Lovett came to comedy when he was well into his thirties – before that he worked as a coffee machine maintenance man and an art gallery attendant – and found major success as ship computer Holly in everyone's favourite deep space comedy.
He left the show after two series – returning at the end of series seven and throughout series eight – and has continued to be a formidable force on the comedy scene ever since.
He doesn't do it for the money, he insists.
"I've never worshipped money. Making people laugh is a wonderful thing to do.
"Every audience is different and you can get to know them and what works for them."
In a career that has spanned three decades, Lovett's audiences have included cheeky hecklers and sleepy members of the public.
He is mostly remembered for his role as Holly, a fact that sometimes grates a little, he admits.
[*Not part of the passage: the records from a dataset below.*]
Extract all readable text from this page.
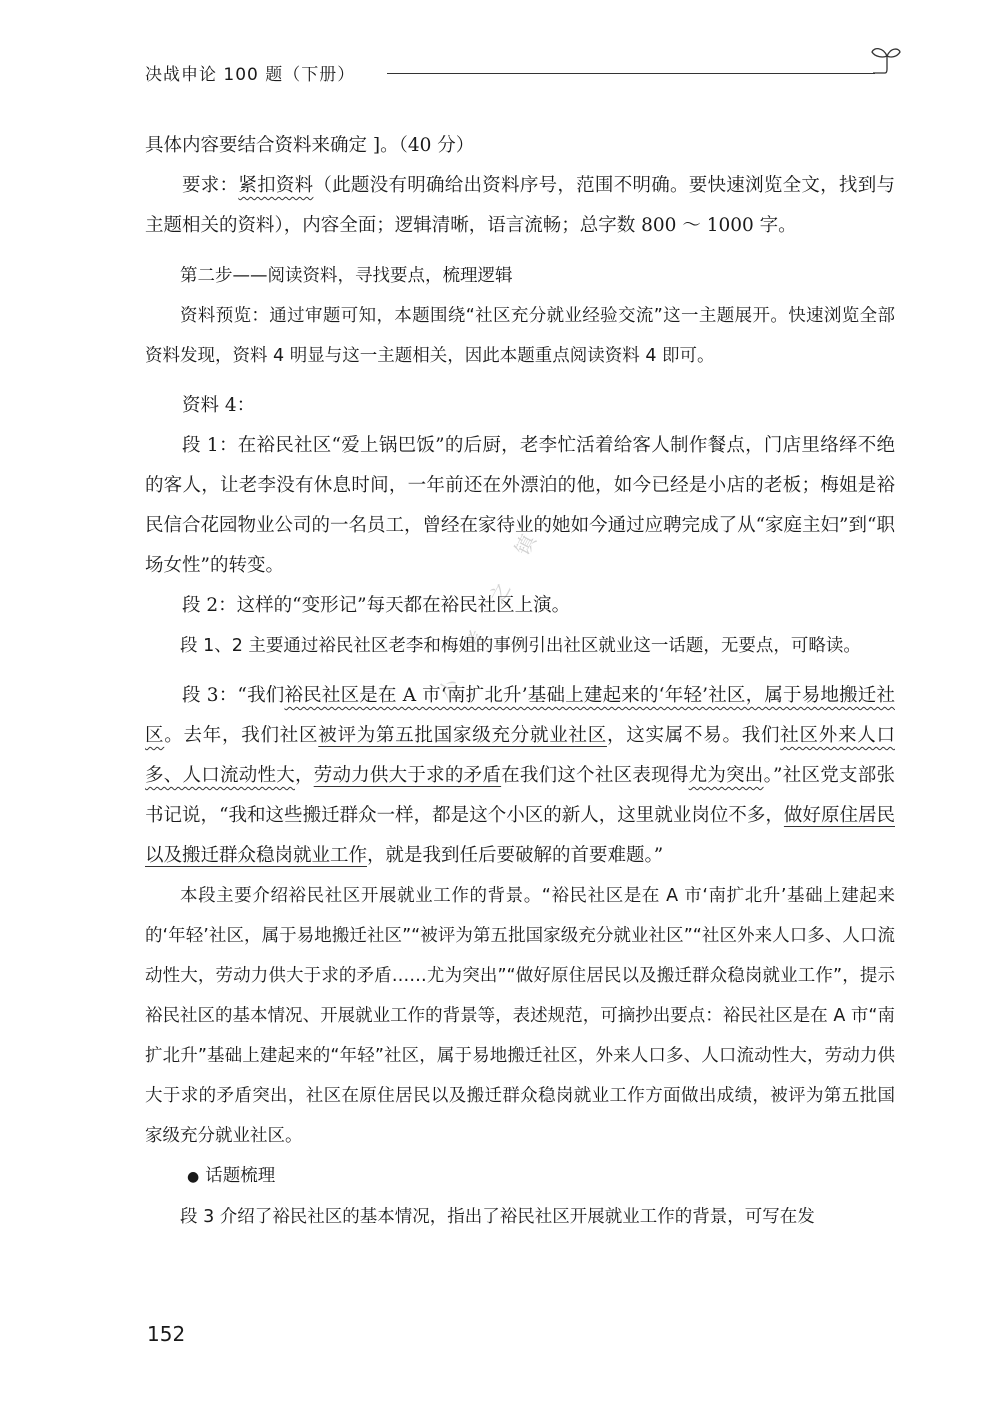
决战申论 100 题（下册）
小 考 之 镇

具体内容要结合资料来确定 ]。（40 分）

要求：紧扣资料（此题没有明确给出资料序号，范围不明确。要快速浏览全文，找到与主题相关的资料），内容全面；逻辑清晰，语言流畅；总字数 800 ～ 1000 字。

第二步——阅读资料，寻找要点，梳理逻辑

资料预览：通过审题可知，本题围绕“社区充分就业经验交流”这一主题展开。快速浏览全部资料发现，资料 4 明显与这一主题相关，因此本题重点阅读资料 4 即可。

资料 4：

段 1：在裕民社区“爱上锅巴饭”的后厨，老李忙活着给客人制作餐点，门店里络绎不绝的客人，让老李没有休息时间，一年前还在外漂泊的他，如今已经是小店的老板；梅姐是裕民信合花园物业公司的一名员工，曾经在家待业的她如今通过应聘完成了从“家庭主妇”到“职场女性”的转变。

段 2：这样的“变形记”每天都在裕民社区上演。

段 1、2 主要通过裕民社区老李和梅姐的事例引出社区就业这一话题，无要点，可略读。

段 3：“我们裕民社区是在 A 市‘南扩北升’基础上建起来的‘年轻’社区，属于易地搬迁社区。去年，我们社区被评为第五批国家级充分就业社区，这实属不易。我们社区外来人口多、人口流动性大，劳动力供大于求的矛盾在我们这个社区表现得尤为突出。”社区党支部张书记说，“我和这些搬迁群众一样，都是这个小区的新人，这里就业岗位不多，做好原住居民以及搬迁群众稳岗就业工作，就是我到任后要破解的首要难题。”

本段主要介绍裕民社区开展就业工作的背景。“裕民社区是在 A 市‘南扩北升’基础上建起来的‘年轻’社区，属于易地搬迁社区”“被评为第五批国家级充分就业社区”“社区外来人口多、人口流动性大，劳动力供大于求的矛盾……尤为突出”“做好原住居民以及搬迁群众稳岗就业工作”，提示裕民社区的基本情况、开展就业工作的背景等，表述规范，可摘抄出要点：裕民社区是在 A 市“南扩北升”基础上建起来的“年轻”社区，属于易地搬迁社区，外来人口多、人口流动性大，劳动力供大于求的矛盾突出，社区在原住居民以及搬迁群众稳岗就业工作方面做出成绩，被评为第五批国家级充分就业社区。

● 话题梳理

段 3 介绍了裕民社区的基本情况，指出了裕民社区开展就业工作的背景，可写在发

152
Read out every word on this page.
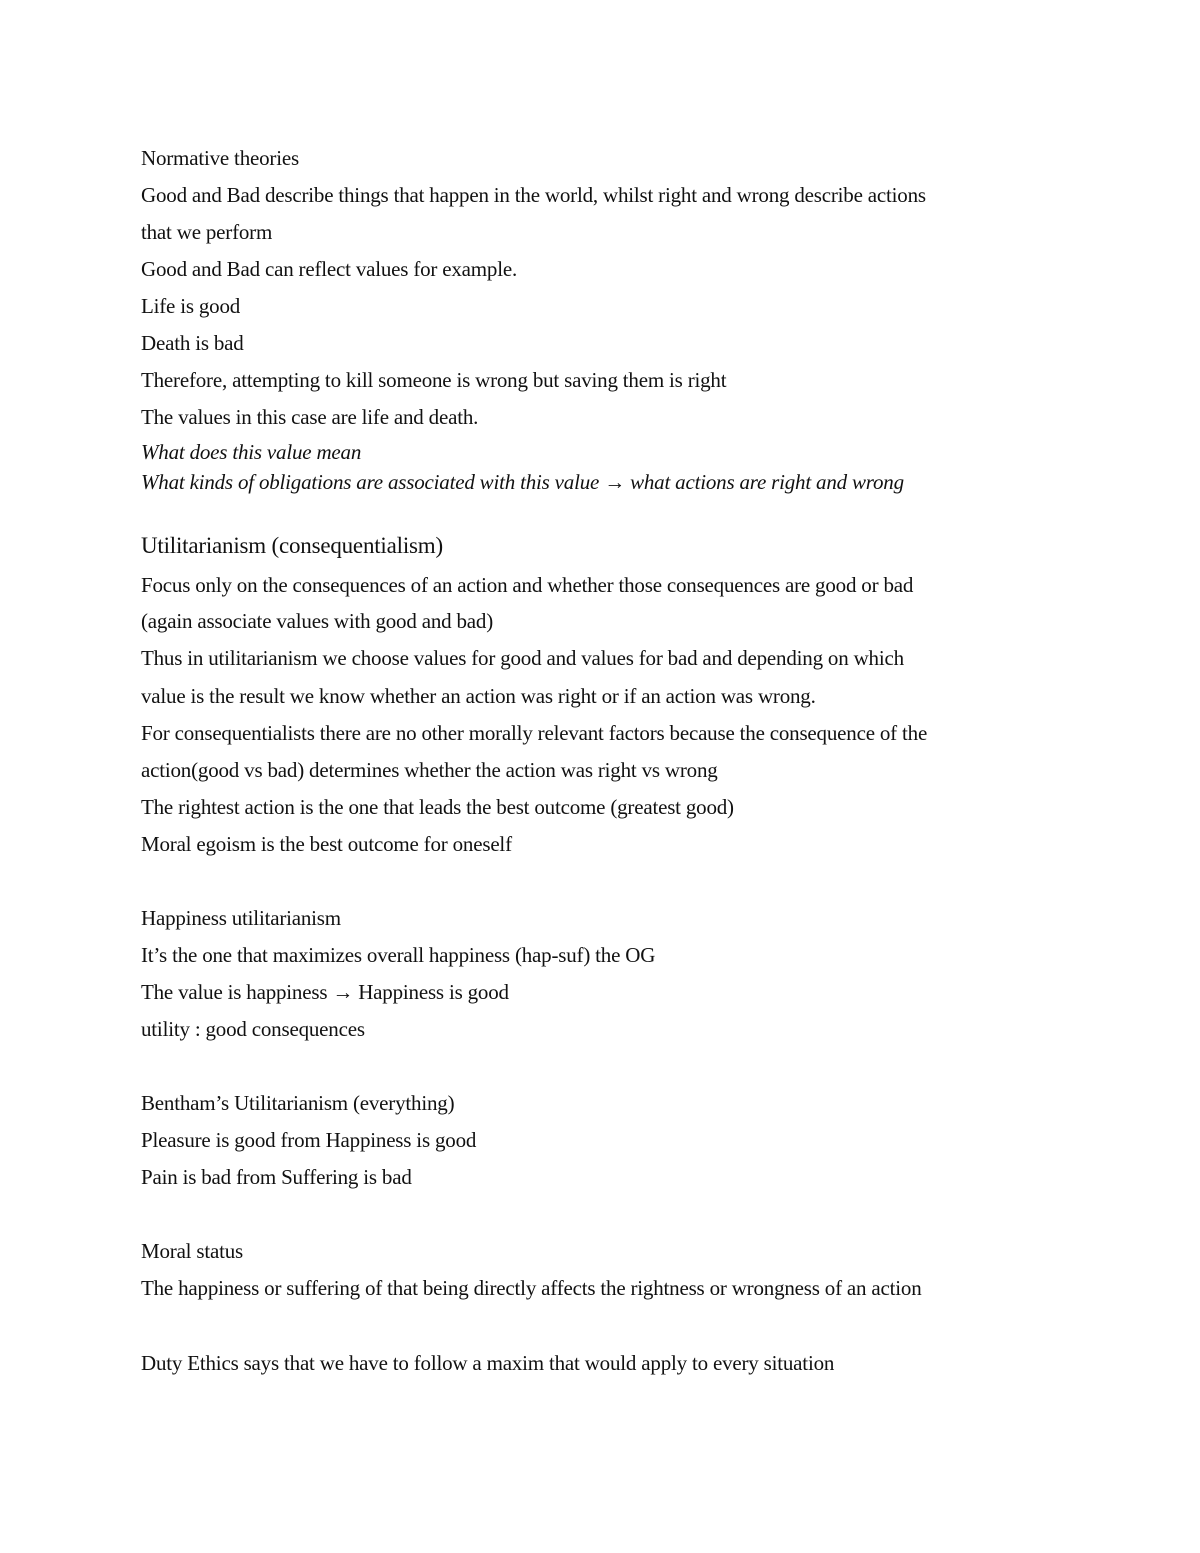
Normative theories
Good and Bad describe things that happen in the world, whilst right and wrong describe actions
that we perform
Good and Bad can reflect values for example.
Life is good
Death is bad
Therefore, attempting to kill someone is wrong but saving them is right
The values in this case are life and death.
What does this value mean
What kinds of obligations are associated with this value → what actions are right and wrong
Utilitarianism (consequentialism)
Focus only on the consequences of an action and whether those consequences are good or bad
(again associate values with good and bad)
Thus in utilitarianism we choose values for good and values for bad and depending on which
value is the result we know whether an action was right or if an action was wrong.
For consequentialists there are no other morally relevant factors because the consequence of the
action(good vs bad) determines whether the action was right vs wrong
The rightest action is the one that leads the best outcome (greatest good)
Moral egoism is the best outcome for oneself
Happiness utilitarianism
It’s the one that maximizes overall happiness (hap-suf) the OG
The value is happiness → Happiness is good
utility : good consequences
Bentham’s Utilitarianism (everything)
Pleasure is good from Happiness is good
Pain is bad from Suffering is bad
Moral status
The happiness or suffering of that being directly affects the rightness or wrongness of an action
Duty Ethics says that we have to follow a maxim that would apply to every situation
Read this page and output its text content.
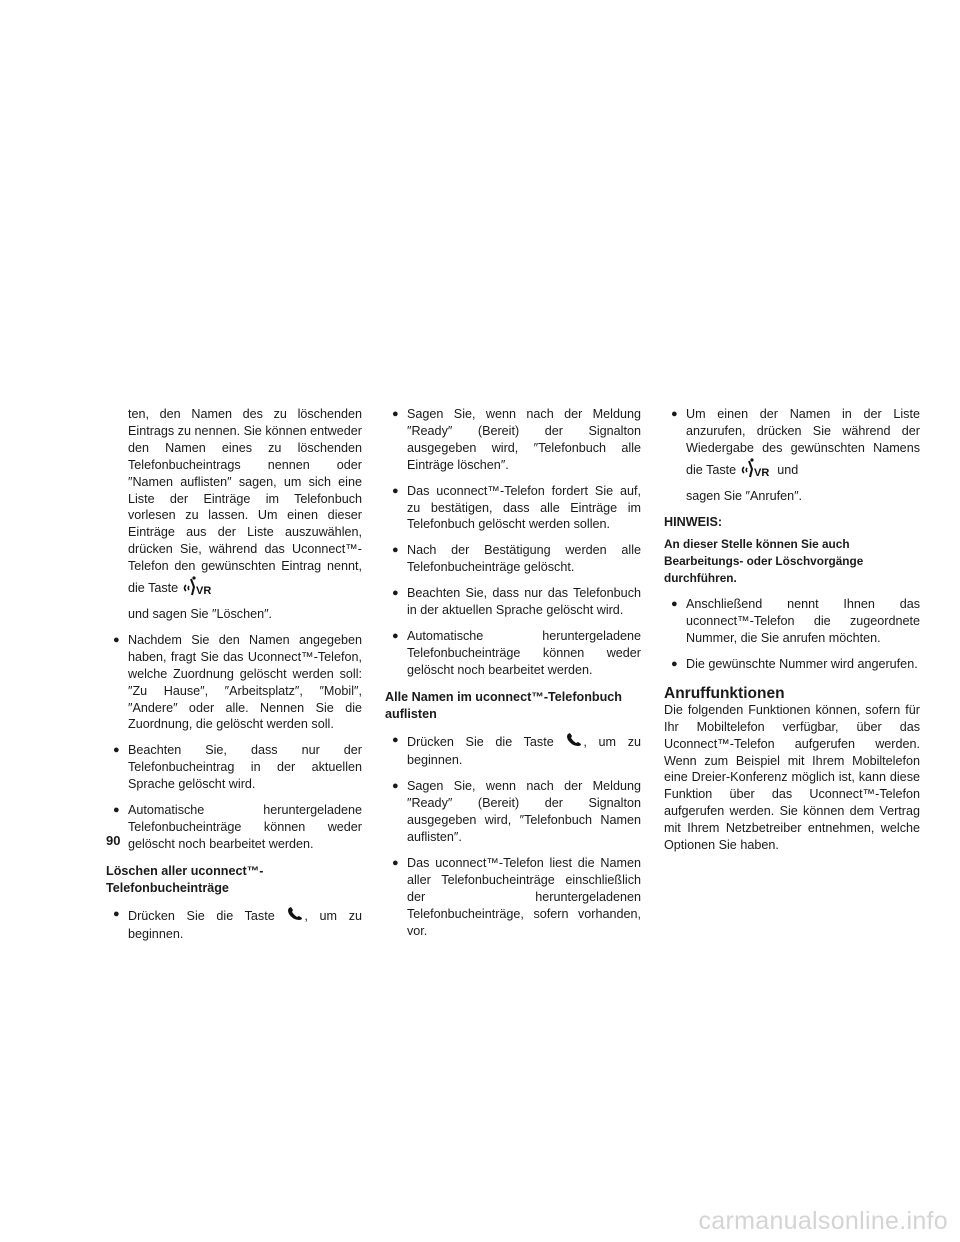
ten, den Namen des zu löschenden Eintrags zu nennen. Sie können entweder den Namen eines zu löschenden Telefonbucheintrags nennen oder ″Namen auflisten″ sagen, um sich eine Liste der Einträge im Telefonbuch vorlesen zu lassen. Um einen dieser Einträge aus der Liste auszuwählen, drücken Sie, während das Uconnect™-Telefon den gewünschten Eintrag nennt, die Taste VR

und sagen Sie ″Löschen″.

● Nachdem Sie den Namen angegeben haben, fragt Sie das Uconnect™-Telefon, welche Zuordnung gelöscht werden soll: ″Zu Hause″, ″Arbeitsplatz″, ″Mobil″, ″Andere″ oder alle. Nennen Sie die Zuordnung, die gelöscht werden soll.
● Beachten Sie, dass nur der Telefonbucheintrag in der aktuellen Sprache gelöscht wird.
● Automatische heruntergeladene Telefonbucheinträge können weder gelöscht noch bearbeitet werden.
Löschen aller uconnect™-Telefonbucheinträge
● Drücken Sie die Taste , um zu beginnen.
● Sagen Sie, wenn nach der Meldung ″Ready″ (Bereit) der Signalton ausgegeben wird, ″Telefonbuch alle Einträge löschen″.
● Das uconnect™-Telefon fordert Sie auf, zu bestätigen, dass alle Einträge im Telefonbuch gelöscht werden sollen.
● Nach der Bestätigung werden alle Telefonbucheinträge gelöscht.
● Beachten Sie, dass nur das Telefonbuch in der aktuellen Sprache gelöscht wird.
● Automatische heruntergeladene Telefonbucheinträge können weder gelöscht noch bearbeitet werden.
Alle Namen im uconnect™-Telefonbuch auflisten
● Drücken Sie die Taste , um zu beginnen.
● Sagen Sie, wenn nach der Meldung ″Ready″ (Bereit) der Signalton ausgegeben wird, ″Telefonbuch Namen auflisten″.
● Das uconnect™-Telefon liest die Namen aller Telefonbucheinträge einschließlich der heruntergeladenen Telefonbucheinträge, sofern vorhanden, vor.
● Um einen der Namen in der Liste anzurufen, drücken Sie während der Wiedergabe des gewünschten Namens die Taste VR und
sagen Sie ″Anrufen″.
HINWEIS:
An dieser Stelle können Sie auch Bearbeitungs- oder Löschvorgänge durchführen.
● Anschließend nennt Ihnen das uconnect™-Telefon die zugeordnete Nummer, die Sie anrufen möchten.
● Die gewünschte Nummer wird angerufen.
Anruffunktionen

Die folgenden Funktionen können, sofern für Ihr Mobiltelefon verfügbar, über das Uconnect™-Telefon aufgerufen werden. Wenn zum Beispiel mit Ihrem Mobiltelefon eine Dreier-Konferenz möglich ist, kann diese Funktion über das Uconnect™-Telefon aufgerufen werden. Sie können dem Vertrag mit Ihrem Netzbetreiber entnehmen, welche Optionen Sie haben.

90
carmanualsonline.info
"It can be frustrating," he said. "I have had a few heckles about it in my time. People can sometimes be a bit insensitive about it."
He is hoping the audience at the Comedy Bunker in Ruislip will appreciate him for his comedy instead.
"I'm just instinctively funny," he said. "I don't know where it comes from.
"I always try and do things that other comedians haven't done."
What does he think about the soaring popularity of the modern day comic?
"There's so much energy involved in today's acts – you can get tired out just watching them.
"My act gives people a chance to breathe and relax."
Lovett will appear at the Comedy Bunker, Ruislip Golf Course, Ickenham Road, West Ruislip, on May 11 at 8.45pm.
Tickets cost £10 from www.comedybunker.co.uk.